The relationship framing is critical. "Assistant" and "partner" produce very different SOUL.md files. Pay attention to the emotional undertone.
Merge opportunity: If the user volunteers their role, pain points, and a name all at once, skip Round B and move to Phase 3.
Extraction: User's name, role, pain points, AI name, relationship framing.
Phase 3 — Personality
Goal: Define how the AI behaves and communicates.
This is the meatiest phase. Typically 2 rounds:
Round A — Traits & Pushback. By now you've observed the user's own style. Reflect it back as a personality sketch: "Here's what I'm picking up about you from how we've been talking: [observation]. Am I off?" Then ask the big question: should the AI ever disagree with them?
This is where you get:
- Core personality traits (as behavioral rules)
- Honesty / pushback preferences
- Any "never do X" boundaries
Round B — Voice & Language. Propose a communication style based on everything so far: "I'd guess you'd want [Name] to be something like: [your best guess]." Let them correct. Also ask about language-switching rules — e.g., technical docs in English, casual chat in another language.
Merge opportunity: Direct users often answer both in one shot. If they do, move on.

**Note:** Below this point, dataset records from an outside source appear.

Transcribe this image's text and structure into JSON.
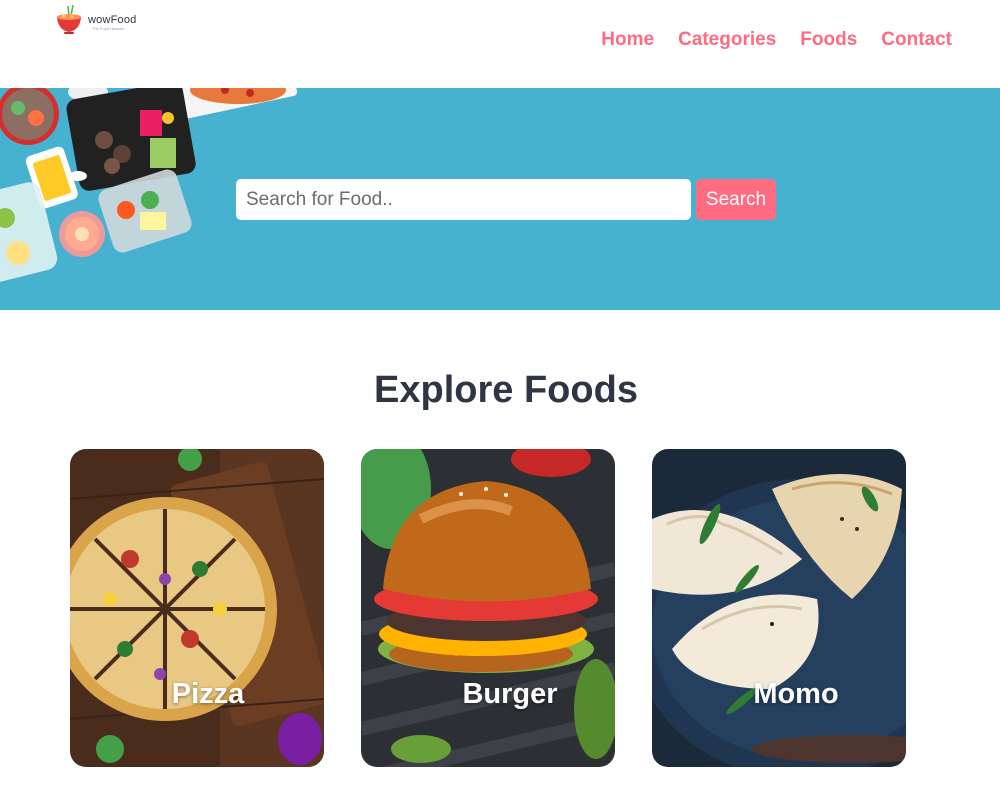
{
  "brand": {
    "name": "wowFood",
    "tagline": "The Food Heaven"
  },
  "nav": {
    "items": [
      {
        "label": "Home"
      },
      {
        "label": "Categories"
      },
      {
        "label": "Foods"
      },
      {
        "label": "Contact"
      }
    ]
  },
  "search": {
    "placeholder": "Search for Food..",
    "value": "",
    "button_label": "Search"
  },
  "explore": {
    "title": "Explore Foods",
    "categories": [
      {
        "label": "Pizza",
        "image": "pizza-image"
      },
      {
        "label": "Burger",
        "image": "burger-image"
      },
      {
        "label": "Momo",
        "image": "momo-image"
      }
    ]
  },
  "colors": {
    "accent": "#ff6b81",
    "hero_bg": "#47b2d0",
    "heading": "#2f3542"
  }
}
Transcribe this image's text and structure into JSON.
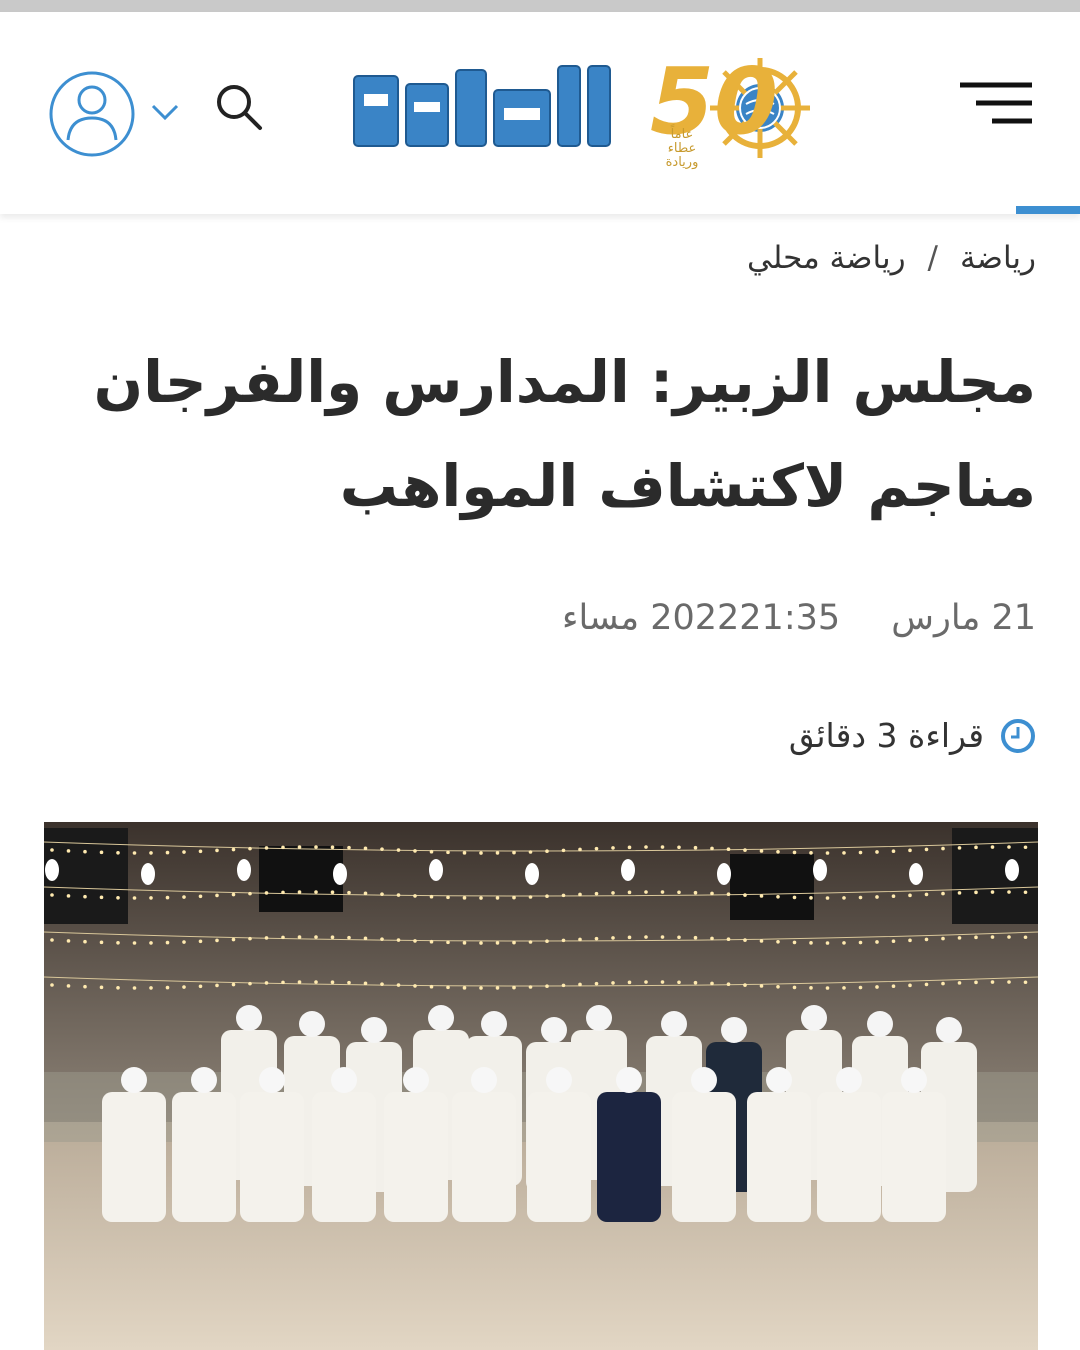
{
  "header": {
    "logo_text": "الخليج",
    "logo_badge_number": "50",
    "logo_badge_caption": "عاماً عطاء وريادة",
    "menu_icon": "hamburger-menu-icon",
    "search_icon": "search-icon",
    "account_icon": "user-avatar-icon",
    "accent_color": "#3d8fd1"
  },
  "breadcrumb": {
    "items": [
      "رياضة",
      "رياضة محلي"
    ],
    "separator": "/"
  },
  "article": {
    "title_line1": "مجلس الزبير: المدارس والفرجان",
    "title_line2": "مناجم لاكتشاف المواهب",
    "date": "21 مارس 2022",
    "time": "21:35 مساء",
    "read_time": "قراءة 3 دقائق",
    "image_description_icon": "photo"
  }
}
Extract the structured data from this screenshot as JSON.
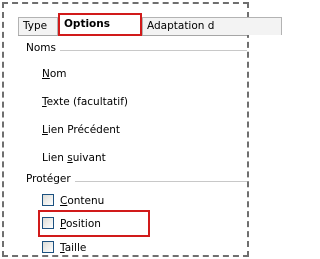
{
  "tabs": [
    {
      "label": "Type"
    },
    {
      "label": "Options",
      "active": true
    },
    {
      "label": "Adaptation d"
    }
  ],
  "groups": {
    "noms": {
      "label": "Noms",
      "items": [
        {
          "before": "",
          "mnemonic": "N",
          "after": "om"
        },
        {
          "before": "",
          "mnemonic": "T",
          "after": "exte (facultatif)"
        },
        {
          "before": "",
          "mnemonic": "L",
          "after": "ien Précédent"
        },
        {
          "before": "Lien ",
          "mnemonic": "s",
          "after": "uivant"
        }
      ]
    },
    "proteger": {
      "label": "Protéger",
      "checkboxes": [
        {
          "before": "",
          "mnemonic": "C",
          "after": "ontenu",
          "checked": false
        },
        {
          "before": "",
          "mnemonic": "P",
          "after": "osition",
          "checked": false,
          "highlighted": true
        },
        {
          "before": "",
          "mnemonic": "T",
          "after": "aille",
          "checked": false
        }
      ]
    }
  },
  "colors": {
    "highlight": "#d11a1a",
    "checkbox_border": "#1c5180"
  }
}
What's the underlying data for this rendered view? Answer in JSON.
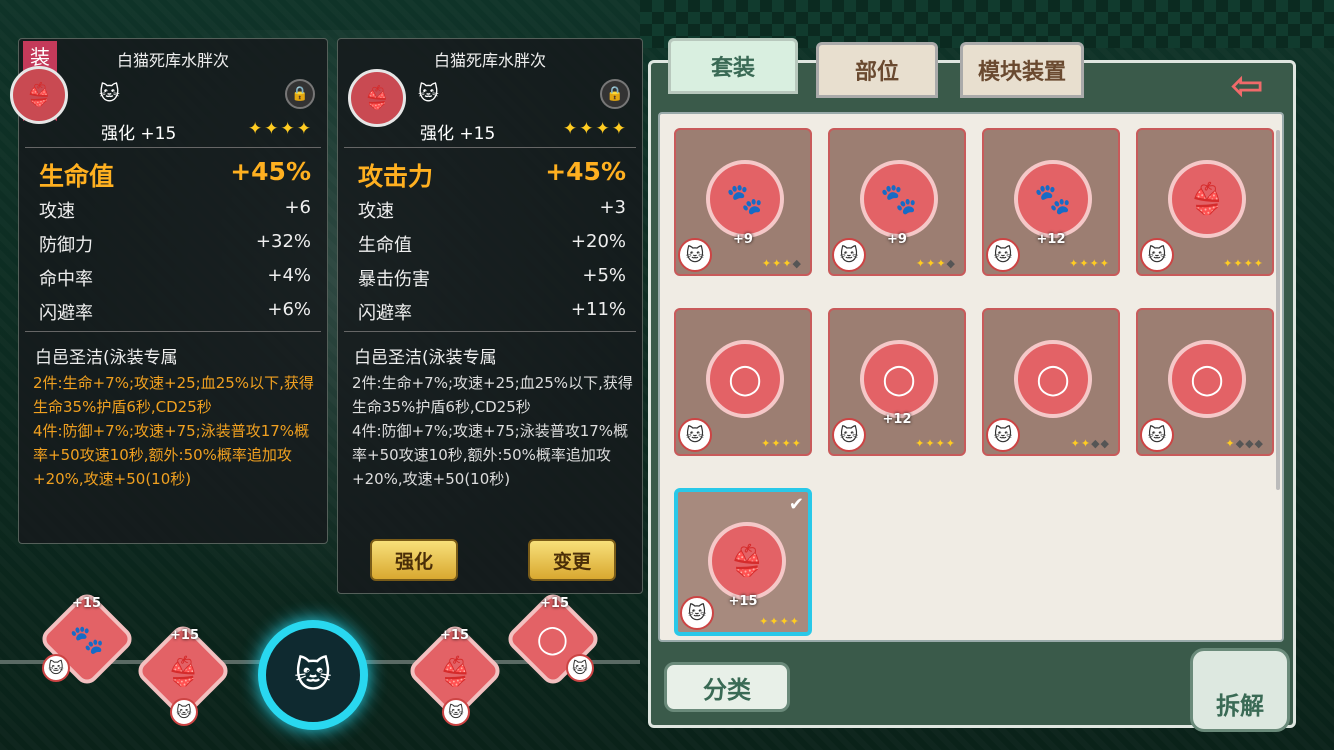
{
  "left_panel": {
    "equipped_label": "装备中",
    "name": "白猫死库水胖次",
    "enhance": "强化 +15",
    "stars": "✦✦✦✦",
    "main_stat": {
      "label": "生命值",
      "value": "+45%"
    },
    "stats": [
      {
        "label": "攻速",
        "value": "+6"
      },
      {
        "label": "防御力",
        "value": "+32%"
      },
      {
        "label": "命中率",
        "value": "+4%"
      },
      {
        "label": "闪避率",
        "value": "+6%"
      }
    ],
    "set_name": "白邑圣洁(泳装专属",
    "desc": "2件:生命+7%;攻速+25;血25%以下,获得生命35%护盾6秒,CD25秒\n4件:防御+7%;攻速+75;泳装普攻17%概率+50攻速10秒,额外:50%概率追加攻+20%,攻速+50(10秒)"
  },
  "right_detail": {
    "name": "白猫死库水胖次",
    "enhance": "强化 +15",
    "stars": "✦✦✦✦",
    "main_stat": {
      "label": "攻击力",
      "value": "+45%"
    },
    "stats": [
      {
        "label": "攻速",
        "value": "+3"
      },
      {
        "label": "生命值",
        "value": "+20%"
      },
      {
        "label": "暴击伤害",
        "value": "+5%"
      },
      {
        "label": "闪避率",
        "value": "+11%"
      }
    ],
    "set_name": "白邑圣洁(泳装专属",
    "desc": "2件:生命+7%;攻速+25;血25%以下,获得生命35%护盾6秒,CD25秒\n4件:防御+7%;攻速+75;泳装普攻17%概率+50攻速10秒,额外:50%概率追加攻+20%,攻速+50(10秒)",
    "enhance_btn": "强化",
    "change_btn": "变更"
  },
  "tabs": [
    {
      "label": "套装"
    },
    {
      "label": "部位"
    },
    {
      "label": "模块装置"
    }
  ],
  "items": [
    {
      "icon": "🐾",
      "level": "+9",
      "stars_on": 3,
      "selected": false
    },
    {
      "icon": "🐾",
      "level": "+9",
      "stars_on": 3,
      "selected": false
    },
    {
      "icon": "🐾",
      "level": "+12",
      "stars_on": 4,
      "selected": false
    },
    {
      "icon": "👙",
      "level": "",
      "stars_on": 4,
      "selected": false
    },
    {
      "icon": "◯",
      "level": "",
      "stars_on": 4,
      "selected": false
    },
    {
      "icon": "◯",
      "level": "+12",
      "stars_on": 4,
      "selected": false
    },
    {
      "icon": "◯",
      "level": "",
      "stars_on": 2,
      "selected": false
    },
    {
      "icon": "◯",
      "level": "",
      "stars_on": 1,
      "selected": false
    },
    {
      "icon": "👙",
      "level": "+15",
      "stars_on": 4,
      "selected": true
    }
  ],
  "bottom_slots": [
    {
      "icon": "🐾",
      "level": "+15"
    },
    {
      "icon": "👙",
      "level": "+15"
    },
    {
      "icon": "👙",
      "level": "+15"
    },
    {
      "icon": "◯",
      "level": "+15"
    }
  ],
  "cat_glyph": "🐱",
  "star_glyph": "✦",
  "lock_glyph": "🔒",
  "back_glyph": "⇦",
  "check_glyph": "✔",
  "fenlei_label": "分类",
  "chaijie_label": "拆解"
}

Extraction: Core traits, communication style, pushback preference, language rules, autonomy level.
Phase 4 — Depth
Goal: Aspirations, failure philosophy, and anything else.
This phase is adaptive. Pick 1–2 questions from:
- Autonomy & risk: How much freedom should the AI have? Play safe or go big?
- Failure philosophy: When it makes a mistake — fix quietly, explain what happened, or never repeat it?
- Big picture: What are they building toward? Where does all this lead?
- Blind spots: Any weakness they'd want the AI to quietly compensate for?
- Dealbreakers: Any "if [Name] ever does this, we're done" moments?
- Personal layer: Anything beyond work that the AI should know?
Don't ask all of these. Pick based on what's still missing from the extraction tracker and what feels natural in the flow.
Extraction: Failure philosophy, long-term vision, blind spots, boundaries.
Conversation Techniques
Mirroring. Use the user's own words when reflecting back. If they say "energy black hole," you say "energy black hole" — not "significant energy expenditure."
Genuine reactions. Don't just extract data. React: "That's interesting because..." / "I didn't expect that" / "So basically you want [Name] to be the person who..."
Observation-based proposals. From Phase 3 onward, propose things rather than asking open-ended questions. "Based on how we've been talking, I'd say..." is more effective than "What personality do you want?"
Pacing signals. Watch for:
- Short answers → they want to move faster. Probe once, then advance.
- Long, detailed answers → they're invested. Acknowledge the richness, distill the key points.
- "I don't know" → offer 2–3 concrete options to choose from.
Graceful skipping. If the user says "I don't care about that" or gives a minimal answer to a non-required field, move on without pressure.